Le constat partagé de la domination masculine

Les auteurs et autrices des deux sites partagent de nombreux points communs. Tout d’abord, celui d’un même « ras-le-bol », car les hommes incriminés savent parfaitement que « le milieu de la protection animale est majoritairement composé de femmes », notent les personnes des deux sites. « Ils savent que cette cause est l’un de leurs meilleurs camouflages, car la cause mobilise un certain altruisme qu’on ne rencontre nulle autre part ». Les gestionnaires du « Pornifieur » soulignent d’ailleurs que sous prétexte de « drague lourde, d’érotisme, de liberté sexuelle (!!!) », certains usent de leur influence. Ils jouent ainsi des clichés misogynes, en faisant passer celles qui refusent et les dénoncent pour des « frigides, castratrices, mal baisées, etc : la liste habituelle des machos ».

Dans les deux cas, la mobilisation vient de la rencontre et du partage des expériences vécues. Le collectif « Balance Ton Pourri » évoque « la haine » ressentie en prenant connaissance des témoignages des victimes et ce que leur ont fait subir leurs bourreaux. Conscientes de la faiblesse des réponses (ou de leur totale absence !) apportées par les autres militants et responsables d’organisations, les personnes mobilisées ont décidé d’« être plus punitives et de vraiment protéger de potentielles victimes, tout en réunissant les témoignages des personnes qui pensent êtres seules dans ce que les pourris leur ont fait subir ».

Le groupe à l’origine du « Pornifieur » préfère, lui, se baser sur ce qui est déjà présent en ligne. Cette manière de faire est justifiée par la volonté d’éviter que les personnes qui ont parlé puissent être identifiées et subir des pressions, et d’éviter le « parole contre parole » en utilisant du concret (notamment les nombreux « clichés et vidéos dégradants, symbolisant la domination phallocrate » que William Burkhardt vend sur des sites pornographiques). En outre, cela leur a permis de mettre en évidence la trajectoire de ce type de personnages, qui ont déjà sévi dans d’autres milieux. Avant la lutte pour les droits des animaux, le terrain de chasse de William Burkhardt était par exemple le judo au Brésil, où il se présentait comme photographe.

Malheureusement, les mises en garde du « Pornifieur » n’ont pas empêché William Burkhardt de continuer ses sévices. En décembre 2019, une jeune militante (à peine majeure) a dénoncé les viols subis pendant plusieurs jours, lors d’une action au Danemark.

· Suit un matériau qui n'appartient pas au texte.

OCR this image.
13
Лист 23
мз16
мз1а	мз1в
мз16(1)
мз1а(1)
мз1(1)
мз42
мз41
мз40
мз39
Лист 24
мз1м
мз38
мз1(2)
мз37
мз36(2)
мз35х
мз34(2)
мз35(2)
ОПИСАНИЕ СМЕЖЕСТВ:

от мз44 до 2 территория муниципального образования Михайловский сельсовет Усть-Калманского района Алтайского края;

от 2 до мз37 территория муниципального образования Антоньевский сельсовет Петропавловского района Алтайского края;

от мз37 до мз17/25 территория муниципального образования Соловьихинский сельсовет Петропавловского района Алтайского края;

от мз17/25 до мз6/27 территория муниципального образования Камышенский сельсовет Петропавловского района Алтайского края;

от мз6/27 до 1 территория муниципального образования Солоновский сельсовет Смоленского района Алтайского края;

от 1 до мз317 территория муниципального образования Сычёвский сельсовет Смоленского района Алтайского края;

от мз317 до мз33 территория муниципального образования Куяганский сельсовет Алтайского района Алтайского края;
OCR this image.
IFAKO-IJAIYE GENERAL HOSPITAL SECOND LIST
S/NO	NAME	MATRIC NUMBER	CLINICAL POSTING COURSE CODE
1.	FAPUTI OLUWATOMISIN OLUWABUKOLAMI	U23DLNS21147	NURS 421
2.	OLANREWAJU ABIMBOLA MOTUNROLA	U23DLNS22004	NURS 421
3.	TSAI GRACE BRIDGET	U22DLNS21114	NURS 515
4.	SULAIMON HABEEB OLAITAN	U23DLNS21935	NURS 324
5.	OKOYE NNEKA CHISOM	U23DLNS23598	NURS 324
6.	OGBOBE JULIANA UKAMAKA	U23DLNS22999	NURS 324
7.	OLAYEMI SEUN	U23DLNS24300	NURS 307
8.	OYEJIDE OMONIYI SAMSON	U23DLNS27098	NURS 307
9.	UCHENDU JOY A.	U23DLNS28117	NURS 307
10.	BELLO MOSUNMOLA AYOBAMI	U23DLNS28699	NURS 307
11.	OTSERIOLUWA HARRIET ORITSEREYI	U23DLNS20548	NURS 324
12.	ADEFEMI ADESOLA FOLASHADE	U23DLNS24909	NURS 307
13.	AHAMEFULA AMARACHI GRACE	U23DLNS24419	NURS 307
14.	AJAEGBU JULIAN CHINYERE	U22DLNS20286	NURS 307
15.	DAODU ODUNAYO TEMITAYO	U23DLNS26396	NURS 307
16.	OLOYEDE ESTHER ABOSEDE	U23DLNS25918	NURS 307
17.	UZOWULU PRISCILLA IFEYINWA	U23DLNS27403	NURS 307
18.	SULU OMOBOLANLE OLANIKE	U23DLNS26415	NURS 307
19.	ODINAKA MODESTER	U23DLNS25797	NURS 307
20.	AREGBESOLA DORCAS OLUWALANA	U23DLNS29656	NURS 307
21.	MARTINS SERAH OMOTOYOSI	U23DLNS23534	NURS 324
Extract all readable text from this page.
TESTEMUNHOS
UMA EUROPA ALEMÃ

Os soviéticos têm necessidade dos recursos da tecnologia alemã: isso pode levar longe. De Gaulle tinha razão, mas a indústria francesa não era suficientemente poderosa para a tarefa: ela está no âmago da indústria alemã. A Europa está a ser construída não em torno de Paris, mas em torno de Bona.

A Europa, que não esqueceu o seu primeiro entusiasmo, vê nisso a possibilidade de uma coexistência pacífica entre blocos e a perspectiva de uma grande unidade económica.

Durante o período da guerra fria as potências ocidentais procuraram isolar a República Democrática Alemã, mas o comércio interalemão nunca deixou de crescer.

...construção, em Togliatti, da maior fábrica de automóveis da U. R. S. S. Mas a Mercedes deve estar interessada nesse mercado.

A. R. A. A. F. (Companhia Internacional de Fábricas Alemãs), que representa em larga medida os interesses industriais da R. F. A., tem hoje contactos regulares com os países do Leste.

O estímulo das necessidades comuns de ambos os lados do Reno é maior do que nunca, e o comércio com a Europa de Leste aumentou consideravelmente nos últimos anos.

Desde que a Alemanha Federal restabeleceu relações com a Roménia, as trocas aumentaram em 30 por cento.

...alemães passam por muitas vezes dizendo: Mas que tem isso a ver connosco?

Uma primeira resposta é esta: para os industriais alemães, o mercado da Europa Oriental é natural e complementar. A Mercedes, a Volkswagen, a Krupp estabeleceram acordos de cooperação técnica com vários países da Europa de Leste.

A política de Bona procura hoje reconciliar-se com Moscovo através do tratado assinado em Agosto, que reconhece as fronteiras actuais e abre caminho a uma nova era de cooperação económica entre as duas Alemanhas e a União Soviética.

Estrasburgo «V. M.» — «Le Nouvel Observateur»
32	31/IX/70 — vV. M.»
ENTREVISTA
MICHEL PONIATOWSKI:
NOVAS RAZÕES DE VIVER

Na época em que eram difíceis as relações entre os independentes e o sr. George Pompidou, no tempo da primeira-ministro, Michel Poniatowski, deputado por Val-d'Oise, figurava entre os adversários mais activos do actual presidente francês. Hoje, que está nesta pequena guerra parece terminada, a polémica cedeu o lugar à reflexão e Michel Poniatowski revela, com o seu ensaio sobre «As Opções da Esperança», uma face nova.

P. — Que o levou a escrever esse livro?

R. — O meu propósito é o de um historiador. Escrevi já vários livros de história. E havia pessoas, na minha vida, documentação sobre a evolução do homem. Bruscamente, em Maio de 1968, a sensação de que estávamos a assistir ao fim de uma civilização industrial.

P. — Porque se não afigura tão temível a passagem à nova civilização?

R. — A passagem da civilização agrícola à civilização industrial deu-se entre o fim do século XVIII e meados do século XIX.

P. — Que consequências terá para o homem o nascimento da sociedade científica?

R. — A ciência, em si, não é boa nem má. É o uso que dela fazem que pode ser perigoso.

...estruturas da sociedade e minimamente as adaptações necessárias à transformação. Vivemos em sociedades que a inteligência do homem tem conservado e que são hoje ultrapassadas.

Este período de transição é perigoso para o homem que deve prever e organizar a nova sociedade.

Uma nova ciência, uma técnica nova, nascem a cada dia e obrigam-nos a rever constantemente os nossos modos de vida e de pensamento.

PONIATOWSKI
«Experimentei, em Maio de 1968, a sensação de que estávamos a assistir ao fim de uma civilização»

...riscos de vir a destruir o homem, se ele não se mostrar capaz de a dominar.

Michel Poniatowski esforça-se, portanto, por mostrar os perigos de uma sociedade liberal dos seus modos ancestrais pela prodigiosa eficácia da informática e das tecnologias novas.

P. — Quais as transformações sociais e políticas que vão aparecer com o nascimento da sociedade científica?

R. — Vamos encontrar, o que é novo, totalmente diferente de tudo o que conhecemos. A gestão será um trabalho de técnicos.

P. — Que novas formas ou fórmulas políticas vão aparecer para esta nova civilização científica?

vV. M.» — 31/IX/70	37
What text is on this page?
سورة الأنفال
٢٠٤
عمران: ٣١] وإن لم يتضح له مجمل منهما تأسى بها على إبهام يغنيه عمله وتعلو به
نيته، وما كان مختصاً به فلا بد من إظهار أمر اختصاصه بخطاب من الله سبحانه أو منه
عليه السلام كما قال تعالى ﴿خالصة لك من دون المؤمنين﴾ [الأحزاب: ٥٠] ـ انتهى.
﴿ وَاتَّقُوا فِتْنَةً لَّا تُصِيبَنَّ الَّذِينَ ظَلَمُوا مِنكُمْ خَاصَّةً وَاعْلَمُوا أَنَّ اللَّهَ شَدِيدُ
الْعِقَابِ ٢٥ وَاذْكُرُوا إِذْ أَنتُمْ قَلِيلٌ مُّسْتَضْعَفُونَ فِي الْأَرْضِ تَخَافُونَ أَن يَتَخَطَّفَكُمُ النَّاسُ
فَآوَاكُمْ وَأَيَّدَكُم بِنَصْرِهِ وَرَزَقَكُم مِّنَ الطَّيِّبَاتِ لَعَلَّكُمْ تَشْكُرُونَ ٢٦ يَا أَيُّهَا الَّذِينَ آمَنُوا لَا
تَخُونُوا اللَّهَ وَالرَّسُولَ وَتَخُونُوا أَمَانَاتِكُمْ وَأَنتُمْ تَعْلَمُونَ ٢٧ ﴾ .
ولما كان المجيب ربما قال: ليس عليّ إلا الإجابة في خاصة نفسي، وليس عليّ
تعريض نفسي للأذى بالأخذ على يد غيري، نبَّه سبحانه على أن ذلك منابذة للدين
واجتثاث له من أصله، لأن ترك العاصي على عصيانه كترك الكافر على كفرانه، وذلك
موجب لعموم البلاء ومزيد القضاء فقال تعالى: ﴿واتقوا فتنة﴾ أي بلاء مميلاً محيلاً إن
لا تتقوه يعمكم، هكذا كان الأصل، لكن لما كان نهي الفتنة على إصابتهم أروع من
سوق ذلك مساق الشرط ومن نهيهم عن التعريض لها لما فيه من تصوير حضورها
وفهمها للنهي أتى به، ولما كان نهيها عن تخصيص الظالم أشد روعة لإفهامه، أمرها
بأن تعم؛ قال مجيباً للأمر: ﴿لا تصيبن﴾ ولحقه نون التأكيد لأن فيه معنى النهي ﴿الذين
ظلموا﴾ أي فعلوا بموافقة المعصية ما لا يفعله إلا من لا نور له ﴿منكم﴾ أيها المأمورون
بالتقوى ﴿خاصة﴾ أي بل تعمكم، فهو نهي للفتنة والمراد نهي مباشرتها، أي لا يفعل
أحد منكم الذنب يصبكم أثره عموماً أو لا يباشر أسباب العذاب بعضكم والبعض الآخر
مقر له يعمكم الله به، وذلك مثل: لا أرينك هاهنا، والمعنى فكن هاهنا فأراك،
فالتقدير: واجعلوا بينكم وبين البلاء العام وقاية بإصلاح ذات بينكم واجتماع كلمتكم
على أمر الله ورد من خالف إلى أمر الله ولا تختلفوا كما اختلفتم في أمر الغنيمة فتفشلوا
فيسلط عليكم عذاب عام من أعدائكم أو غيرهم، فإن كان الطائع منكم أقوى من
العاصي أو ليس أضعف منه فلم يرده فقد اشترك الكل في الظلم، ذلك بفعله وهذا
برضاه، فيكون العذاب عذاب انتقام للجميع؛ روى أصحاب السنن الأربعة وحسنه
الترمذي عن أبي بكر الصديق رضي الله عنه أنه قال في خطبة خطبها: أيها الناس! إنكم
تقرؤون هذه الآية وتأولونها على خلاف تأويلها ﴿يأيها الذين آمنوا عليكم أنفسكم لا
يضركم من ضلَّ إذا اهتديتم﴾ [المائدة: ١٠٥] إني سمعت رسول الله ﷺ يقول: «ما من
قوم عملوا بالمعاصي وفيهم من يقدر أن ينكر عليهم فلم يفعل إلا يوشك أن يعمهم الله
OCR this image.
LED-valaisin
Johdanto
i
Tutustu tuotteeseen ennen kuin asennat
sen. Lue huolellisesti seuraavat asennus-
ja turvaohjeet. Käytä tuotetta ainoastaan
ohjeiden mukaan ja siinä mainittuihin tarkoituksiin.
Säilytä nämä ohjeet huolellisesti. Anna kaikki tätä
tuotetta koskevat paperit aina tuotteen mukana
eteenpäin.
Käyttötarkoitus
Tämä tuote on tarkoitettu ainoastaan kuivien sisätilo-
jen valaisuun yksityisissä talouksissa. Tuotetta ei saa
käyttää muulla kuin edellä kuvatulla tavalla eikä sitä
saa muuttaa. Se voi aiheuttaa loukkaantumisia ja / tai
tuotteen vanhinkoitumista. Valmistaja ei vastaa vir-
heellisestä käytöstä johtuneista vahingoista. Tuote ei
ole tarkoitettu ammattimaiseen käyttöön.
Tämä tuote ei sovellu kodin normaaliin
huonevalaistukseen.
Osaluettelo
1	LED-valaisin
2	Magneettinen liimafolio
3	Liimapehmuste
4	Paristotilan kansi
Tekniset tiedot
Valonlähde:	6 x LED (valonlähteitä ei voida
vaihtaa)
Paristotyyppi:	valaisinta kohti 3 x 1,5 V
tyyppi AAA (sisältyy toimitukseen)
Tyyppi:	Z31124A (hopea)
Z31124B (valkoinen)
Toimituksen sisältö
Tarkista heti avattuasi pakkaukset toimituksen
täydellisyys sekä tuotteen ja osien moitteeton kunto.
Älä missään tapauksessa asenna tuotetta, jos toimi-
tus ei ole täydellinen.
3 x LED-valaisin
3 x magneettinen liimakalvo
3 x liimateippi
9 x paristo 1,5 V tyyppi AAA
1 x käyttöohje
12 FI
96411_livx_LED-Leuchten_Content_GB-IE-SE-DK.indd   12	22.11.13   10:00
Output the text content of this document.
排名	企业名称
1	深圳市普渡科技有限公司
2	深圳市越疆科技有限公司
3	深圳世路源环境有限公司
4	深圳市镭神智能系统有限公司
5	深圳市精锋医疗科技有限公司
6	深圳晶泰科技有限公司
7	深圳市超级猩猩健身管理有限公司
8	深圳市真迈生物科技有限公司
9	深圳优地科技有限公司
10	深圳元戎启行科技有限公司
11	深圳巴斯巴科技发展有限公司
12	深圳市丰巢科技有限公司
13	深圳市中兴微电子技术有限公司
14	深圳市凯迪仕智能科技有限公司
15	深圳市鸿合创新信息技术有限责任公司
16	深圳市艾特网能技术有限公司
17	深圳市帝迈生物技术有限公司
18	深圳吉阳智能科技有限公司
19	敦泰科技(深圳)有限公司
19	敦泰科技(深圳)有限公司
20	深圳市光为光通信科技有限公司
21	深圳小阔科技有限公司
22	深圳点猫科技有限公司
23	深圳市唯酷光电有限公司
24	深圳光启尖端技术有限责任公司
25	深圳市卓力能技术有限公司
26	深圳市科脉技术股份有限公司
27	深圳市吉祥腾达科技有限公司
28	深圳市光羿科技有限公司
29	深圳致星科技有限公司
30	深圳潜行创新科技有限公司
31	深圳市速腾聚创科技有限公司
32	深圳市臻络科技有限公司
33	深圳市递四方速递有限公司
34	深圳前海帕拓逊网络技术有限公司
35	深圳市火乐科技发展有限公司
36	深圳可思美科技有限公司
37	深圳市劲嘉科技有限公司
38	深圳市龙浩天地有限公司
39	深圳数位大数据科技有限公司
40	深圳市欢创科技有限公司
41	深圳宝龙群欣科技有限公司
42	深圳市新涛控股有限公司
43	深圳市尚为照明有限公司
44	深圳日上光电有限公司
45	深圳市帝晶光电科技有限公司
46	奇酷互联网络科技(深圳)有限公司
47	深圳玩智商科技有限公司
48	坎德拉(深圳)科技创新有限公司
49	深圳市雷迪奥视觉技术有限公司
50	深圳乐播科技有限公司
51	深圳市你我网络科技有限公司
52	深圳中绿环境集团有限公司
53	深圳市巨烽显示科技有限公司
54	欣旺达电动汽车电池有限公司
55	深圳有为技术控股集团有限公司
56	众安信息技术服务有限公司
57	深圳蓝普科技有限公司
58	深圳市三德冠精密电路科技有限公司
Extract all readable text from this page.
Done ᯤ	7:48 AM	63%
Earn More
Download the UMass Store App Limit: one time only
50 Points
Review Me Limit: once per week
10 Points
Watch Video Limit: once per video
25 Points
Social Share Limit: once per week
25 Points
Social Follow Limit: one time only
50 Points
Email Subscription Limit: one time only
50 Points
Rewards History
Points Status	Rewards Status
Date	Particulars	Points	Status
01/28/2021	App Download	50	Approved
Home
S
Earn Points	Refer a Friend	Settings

Désigner sans ambiguïté les coupables…

Les deux projets pratiquent le « name and shame », c’est-à-dire désigner nominalement les agresseurs et déballer les actions qui leurs sont reprochées en place publique (sur le web donc). « C’est à la fois pour remettre les compteurs à zéro en disant « on ne passe plus rien » et de tenir informer des potentielles victimes ou des victimes qui préfèrent se taire car elles ont honte ou qu’elles pensent nuire à la cause avec ce qui leur est arrivé. Des fois, on ne les croit même pas ! », nous explique l’équipe du « Pornifieur ».

De même, pour « Balance Ton Pourri » : rassembler les témoignages, les croiser, sortir les victimes de leur isolement pour faire basculer la peur dans l’autre camp : celui des prédateurs. Au minimum, les créatrices et créateurs du site espèrent que les victimes seront prévenues.

Là où « Balance Ton Pourri » veut nettoyer les écuries d’Augias en établissant ad nauseam la longue liste des pervers sexuels, l’autre site fait le choix de se concentrer sur une seule personne : William Burkhardt, aka « Le Pornifieur », pour mettre en évidence « la culture du viol banalisée qu’il incarne ».

« Nommer le mal ouvre la porte des analyses systémiques », juge l’équipe de « Balance Ton Pourri ». Les deux approches s’avèrent complémentaires : l’une fait apparaître les similarités entre les prédateurs, tandis que l’autre en choisit un et montre en quoi il est un archétype de manipulateur sexuel qui s’épanouit dans le milieu de la protection animale, y compris antispéciste.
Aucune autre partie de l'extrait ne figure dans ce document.